Now on the other hand, when it comes time to take out your babies to put them in the big tank to grow up (I do mine around 4-6 weeks or as soon as you can see they are growing good) it can be a bit of a hassle trying to net them in such a small area without getting the water all over the place. You usually end up taking everything back out to find them.

On the whole I do like the setup, it is easier to watch for new babies arriving instead of them dissappearing in a big tank and not knowing where they went, or if they survived until they show up as juvies in your tank.

New babies tend to hide for weeks at a time, so don't be surprised if you do have them in a big tank that you haven't seen them for a while....they are hiding until they are big enough to join the adult population.

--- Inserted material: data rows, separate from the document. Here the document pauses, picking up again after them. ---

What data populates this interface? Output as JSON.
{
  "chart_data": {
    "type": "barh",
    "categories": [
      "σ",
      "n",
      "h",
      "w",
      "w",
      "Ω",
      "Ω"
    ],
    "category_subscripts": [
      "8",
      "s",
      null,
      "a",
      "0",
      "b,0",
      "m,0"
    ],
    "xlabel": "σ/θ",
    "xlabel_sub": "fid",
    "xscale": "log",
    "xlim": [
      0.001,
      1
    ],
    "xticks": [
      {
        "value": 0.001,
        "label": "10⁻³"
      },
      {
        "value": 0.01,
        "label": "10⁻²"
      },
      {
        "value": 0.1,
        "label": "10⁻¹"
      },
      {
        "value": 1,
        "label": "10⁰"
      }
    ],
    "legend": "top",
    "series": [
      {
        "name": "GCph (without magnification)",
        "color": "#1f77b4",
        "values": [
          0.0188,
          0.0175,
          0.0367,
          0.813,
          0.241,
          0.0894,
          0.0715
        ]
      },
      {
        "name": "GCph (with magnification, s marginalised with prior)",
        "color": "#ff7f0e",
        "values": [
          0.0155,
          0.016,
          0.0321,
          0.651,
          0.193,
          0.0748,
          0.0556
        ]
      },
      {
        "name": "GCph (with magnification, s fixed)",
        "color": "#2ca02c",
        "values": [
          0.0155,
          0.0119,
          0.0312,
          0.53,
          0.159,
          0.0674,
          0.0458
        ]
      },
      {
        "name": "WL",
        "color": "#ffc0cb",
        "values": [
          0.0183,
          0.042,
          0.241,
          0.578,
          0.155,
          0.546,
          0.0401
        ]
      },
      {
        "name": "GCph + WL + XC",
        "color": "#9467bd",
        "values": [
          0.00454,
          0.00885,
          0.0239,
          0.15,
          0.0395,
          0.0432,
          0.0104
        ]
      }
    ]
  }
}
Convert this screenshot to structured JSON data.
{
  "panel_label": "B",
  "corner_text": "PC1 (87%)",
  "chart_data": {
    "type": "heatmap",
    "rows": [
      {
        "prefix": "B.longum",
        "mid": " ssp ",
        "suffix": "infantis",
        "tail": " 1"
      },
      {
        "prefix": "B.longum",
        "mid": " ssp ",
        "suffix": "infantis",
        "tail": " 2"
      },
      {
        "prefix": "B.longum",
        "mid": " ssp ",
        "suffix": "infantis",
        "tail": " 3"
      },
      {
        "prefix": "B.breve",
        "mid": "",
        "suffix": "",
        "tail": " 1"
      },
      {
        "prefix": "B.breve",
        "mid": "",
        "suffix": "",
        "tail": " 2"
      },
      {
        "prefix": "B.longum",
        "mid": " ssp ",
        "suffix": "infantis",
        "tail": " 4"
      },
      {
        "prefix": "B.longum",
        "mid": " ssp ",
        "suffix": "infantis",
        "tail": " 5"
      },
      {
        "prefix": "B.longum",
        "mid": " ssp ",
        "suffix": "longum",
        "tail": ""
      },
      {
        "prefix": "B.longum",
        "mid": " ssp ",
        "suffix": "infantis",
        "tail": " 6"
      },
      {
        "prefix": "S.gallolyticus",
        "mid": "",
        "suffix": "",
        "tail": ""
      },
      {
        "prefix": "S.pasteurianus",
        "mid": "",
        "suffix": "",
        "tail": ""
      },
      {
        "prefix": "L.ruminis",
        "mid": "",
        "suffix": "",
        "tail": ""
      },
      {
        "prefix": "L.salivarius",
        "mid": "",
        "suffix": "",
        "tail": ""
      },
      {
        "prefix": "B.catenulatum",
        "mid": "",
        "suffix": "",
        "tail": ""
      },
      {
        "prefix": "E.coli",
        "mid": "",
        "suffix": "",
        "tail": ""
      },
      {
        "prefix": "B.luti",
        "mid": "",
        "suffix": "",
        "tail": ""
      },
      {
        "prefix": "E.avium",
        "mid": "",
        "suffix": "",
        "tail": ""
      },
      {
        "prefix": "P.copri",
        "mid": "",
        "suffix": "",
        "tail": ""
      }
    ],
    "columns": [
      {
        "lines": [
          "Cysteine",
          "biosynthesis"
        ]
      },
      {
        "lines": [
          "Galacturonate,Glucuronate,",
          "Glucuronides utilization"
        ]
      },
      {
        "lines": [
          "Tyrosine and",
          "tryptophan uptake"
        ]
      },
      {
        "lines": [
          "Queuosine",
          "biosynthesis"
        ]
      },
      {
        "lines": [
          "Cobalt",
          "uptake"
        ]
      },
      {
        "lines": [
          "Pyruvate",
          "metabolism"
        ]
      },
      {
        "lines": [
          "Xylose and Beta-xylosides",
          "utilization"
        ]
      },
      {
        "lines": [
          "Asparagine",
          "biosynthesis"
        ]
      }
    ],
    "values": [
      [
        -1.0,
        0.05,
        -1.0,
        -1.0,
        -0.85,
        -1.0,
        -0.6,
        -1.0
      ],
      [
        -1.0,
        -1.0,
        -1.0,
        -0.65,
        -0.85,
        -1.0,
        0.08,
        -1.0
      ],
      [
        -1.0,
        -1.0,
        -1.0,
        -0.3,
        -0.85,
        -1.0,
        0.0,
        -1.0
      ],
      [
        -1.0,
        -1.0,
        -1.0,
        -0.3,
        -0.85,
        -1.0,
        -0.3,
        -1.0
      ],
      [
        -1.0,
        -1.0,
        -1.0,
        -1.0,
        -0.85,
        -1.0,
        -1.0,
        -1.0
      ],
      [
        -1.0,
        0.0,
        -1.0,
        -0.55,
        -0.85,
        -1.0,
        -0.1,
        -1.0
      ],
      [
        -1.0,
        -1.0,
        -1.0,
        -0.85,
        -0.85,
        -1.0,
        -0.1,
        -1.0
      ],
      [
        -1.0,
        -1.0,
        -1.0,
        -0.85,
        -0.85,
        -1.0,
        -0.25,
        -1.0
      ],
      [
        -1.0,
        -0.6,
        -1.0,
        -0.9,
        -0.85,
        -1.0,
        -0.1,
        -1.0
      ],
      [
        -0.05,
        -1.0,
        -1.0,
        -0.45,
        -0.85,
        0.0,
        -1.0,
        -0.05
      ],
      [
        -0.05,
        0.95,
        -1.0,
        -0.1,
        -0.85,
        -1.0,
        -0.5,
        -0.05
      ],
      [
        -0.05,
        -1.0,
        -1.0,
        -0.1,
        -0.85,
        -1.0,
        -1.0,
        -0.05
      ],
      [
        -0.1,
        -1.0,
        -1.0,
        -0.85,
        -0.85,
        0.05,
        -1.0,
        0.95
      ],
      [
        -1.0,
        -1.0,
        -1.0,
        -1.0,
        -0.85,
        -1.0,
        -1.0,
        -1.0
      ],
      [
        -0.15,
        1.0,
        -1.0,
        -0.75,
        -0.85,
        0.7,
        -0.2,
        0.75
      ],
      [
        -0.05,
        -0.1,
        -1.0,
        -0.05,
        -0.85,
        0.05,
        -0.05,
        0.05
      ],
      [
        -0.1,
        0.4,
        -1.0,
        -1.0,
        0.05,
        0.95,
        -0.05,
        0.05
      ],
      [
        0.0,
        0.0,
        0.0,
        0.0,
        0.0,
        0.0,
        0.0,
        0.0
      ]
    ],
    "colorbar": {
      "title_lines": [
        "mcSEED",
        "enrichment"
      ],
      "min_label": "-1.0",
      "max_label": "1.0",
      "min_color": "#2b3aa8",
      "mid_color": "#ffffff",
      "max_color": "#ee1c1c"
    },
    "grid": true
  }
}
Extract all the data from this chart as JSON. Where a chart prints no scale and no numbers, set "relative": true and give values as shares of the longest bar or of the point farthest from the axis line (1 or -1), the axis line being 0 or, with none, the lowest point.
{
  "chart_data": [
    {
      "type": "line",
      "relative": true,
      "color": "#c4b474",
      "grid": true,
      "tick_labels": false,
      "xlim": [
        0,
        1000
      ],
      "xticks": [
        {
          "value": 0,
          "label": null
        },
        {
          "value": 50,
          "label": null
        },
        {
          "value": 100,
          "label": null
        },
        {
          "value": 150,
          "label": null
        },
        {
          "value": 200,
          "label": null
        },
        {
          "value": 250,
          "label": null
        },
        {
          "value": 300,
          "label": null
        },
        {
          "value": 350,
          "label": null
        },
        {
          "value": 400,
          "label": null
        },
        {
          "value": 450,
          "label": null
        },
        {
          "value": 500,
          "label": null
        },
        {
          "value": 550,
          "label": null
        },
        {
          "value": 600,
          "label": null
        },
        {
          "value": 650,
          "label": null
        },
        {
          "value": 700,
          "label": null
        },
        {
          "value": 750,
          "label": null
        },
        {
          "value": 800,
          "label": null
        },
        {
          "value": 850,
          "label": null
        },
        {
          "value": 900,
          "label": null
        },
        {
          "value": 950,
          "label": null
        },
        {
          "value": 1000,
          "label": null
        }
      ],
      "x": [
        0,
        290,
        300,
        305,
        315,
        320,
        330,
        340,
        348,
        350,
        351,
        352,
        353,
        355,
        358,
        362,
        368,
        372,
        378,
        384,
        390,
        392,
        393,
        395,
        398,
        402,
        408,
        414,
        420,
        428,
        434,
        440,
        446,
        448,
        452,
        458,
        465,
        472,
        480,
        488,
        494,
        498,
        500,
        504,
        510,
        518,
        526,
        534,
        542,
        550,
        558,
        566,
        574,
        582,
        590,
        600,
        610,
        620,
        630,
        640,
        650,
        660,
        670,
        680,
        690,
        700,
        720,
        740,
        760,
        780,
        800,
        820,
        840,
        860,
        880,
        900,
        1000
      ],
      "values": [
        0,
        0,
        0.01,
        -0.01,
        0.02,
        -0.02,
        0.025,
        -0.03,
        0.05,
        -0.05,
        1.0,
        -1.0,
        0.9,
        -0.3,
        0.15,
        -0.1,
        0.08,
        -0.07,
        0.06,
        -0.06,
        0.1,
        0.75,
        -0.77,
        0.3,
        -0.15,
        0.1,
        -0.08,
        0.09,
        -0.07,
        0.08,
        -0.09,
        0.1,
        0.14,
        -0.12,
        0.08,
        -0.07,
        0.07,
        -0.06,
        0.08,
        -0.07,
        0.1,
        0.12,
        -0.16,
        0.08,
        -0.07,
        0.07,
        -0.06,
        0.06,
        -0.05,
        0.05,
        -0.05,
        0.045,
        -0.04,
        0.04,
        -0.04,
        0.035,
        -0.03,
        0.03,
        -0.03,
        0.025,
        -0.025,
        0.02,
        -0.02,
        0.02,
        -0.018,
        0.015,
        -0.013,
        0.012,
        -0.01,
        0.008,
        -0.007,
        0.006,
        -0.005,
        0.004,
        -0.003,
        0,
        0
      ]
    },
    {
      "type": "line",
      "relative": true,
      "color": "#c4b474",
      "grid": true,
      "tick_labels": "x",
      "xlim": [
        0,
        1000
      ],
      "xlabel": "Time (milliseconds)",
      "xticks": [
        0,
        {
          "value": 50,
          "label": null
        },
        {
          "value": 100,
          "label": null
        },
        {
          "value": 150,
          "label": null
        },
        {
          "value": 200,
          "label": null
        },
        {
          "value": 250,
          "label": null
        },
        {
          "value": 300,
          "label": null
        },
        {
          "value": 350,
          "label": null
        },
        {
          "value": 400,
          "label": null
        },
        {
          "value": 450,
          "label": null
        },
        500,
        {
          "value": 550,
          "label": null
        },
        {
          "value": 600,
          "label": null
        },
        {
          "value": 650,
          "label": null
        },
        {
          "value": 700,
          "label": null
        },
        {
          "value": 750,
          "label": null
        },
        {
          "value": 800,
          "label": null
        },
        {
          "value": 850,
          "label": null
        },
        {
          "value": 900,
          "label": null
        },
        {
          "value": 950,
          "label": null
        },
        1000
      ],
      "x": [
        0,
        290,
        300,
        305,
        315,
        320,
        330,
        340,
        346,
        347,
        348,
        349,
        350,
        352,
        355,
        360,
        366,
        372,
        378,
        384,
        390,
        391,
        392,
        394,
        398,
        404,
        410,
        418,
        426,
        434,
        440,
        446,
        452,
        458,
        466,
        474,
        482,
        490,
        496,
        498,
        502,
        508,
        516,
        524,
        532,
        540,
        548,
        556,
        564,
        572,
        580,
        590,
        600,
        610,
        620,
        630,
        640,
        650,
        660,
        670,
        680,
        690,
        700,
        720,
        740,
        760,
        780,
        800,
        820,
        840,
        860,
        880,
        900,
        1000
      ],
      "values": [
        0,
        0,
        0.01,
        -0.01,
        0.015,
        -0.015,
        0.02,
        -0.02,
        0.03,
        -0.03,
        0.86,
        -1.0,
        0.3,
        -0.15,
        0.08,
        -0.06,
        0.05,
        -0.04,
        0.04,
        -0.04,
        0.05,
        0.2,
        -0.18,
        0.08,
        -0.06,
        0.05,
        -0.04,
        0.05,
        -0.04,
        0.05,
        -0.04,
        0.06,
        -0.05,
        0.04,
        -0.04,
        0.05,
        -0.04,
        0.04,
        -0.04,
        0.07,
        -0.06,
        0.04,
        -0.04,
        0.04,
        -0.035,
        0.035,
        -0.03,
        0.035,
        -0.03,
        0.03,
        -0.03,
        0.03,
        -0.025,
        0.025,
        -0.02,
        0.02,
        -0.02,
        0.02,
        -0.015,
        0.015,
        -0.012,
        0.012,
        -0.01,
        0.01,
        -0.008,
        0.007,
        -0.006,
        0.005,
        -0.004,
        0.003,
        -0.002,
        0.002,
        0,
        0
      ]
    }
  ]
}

You may also have die offs in these boxes too, that's just the law of nature, the strongest will survive, and the weak die and become food for the hungry babies. I have had 15 babies born and in 4 weeks only have 8 left, but those 8 are healthy and growing up real well.

In my 2.5 gallon I pulled out approx 30 babies....tibees, mischlings that were born and raised in there.


----------



## Jackson (Jan 30, 2009)

Bump because the site doesn't allow sharing URL with taptalk


----------



## bettaforu (Sep 6, 2009)

just put 3 of my baby BKKs in the main tank yesterday, they are all doing well. Funny thing was the 1 bar bkk was jumping on some of the adults 
the adults just kept backing away or turning around and left the baby alone.

Now they are all just grazing on the substrate/driftwood and seem quite contented.

I am very happy that I kept them in the breeder box to give them a better start in life. They are now big enough to fend for themselves and stay away from the suction of the filter area, no one goes under there, so maybe they learn from watching adults. Tiny babies would NOT and get caught up in the filter.

Im keeping the rest of my BKK/WR babies in the breeder box until they are also big enough to go in the main tank. 

I put the substrate in mine to give the babies a place to hide, and find biofilm off, which is what they need to survive in the first few weeks of life.
Also used the dirty filter floss to keep them well fed. It has worked well for me doing this and I will use the same method again.


----------



## manmadecorals (Jan 17, 2012)

Sweet! Thanks for the bump ups!


----------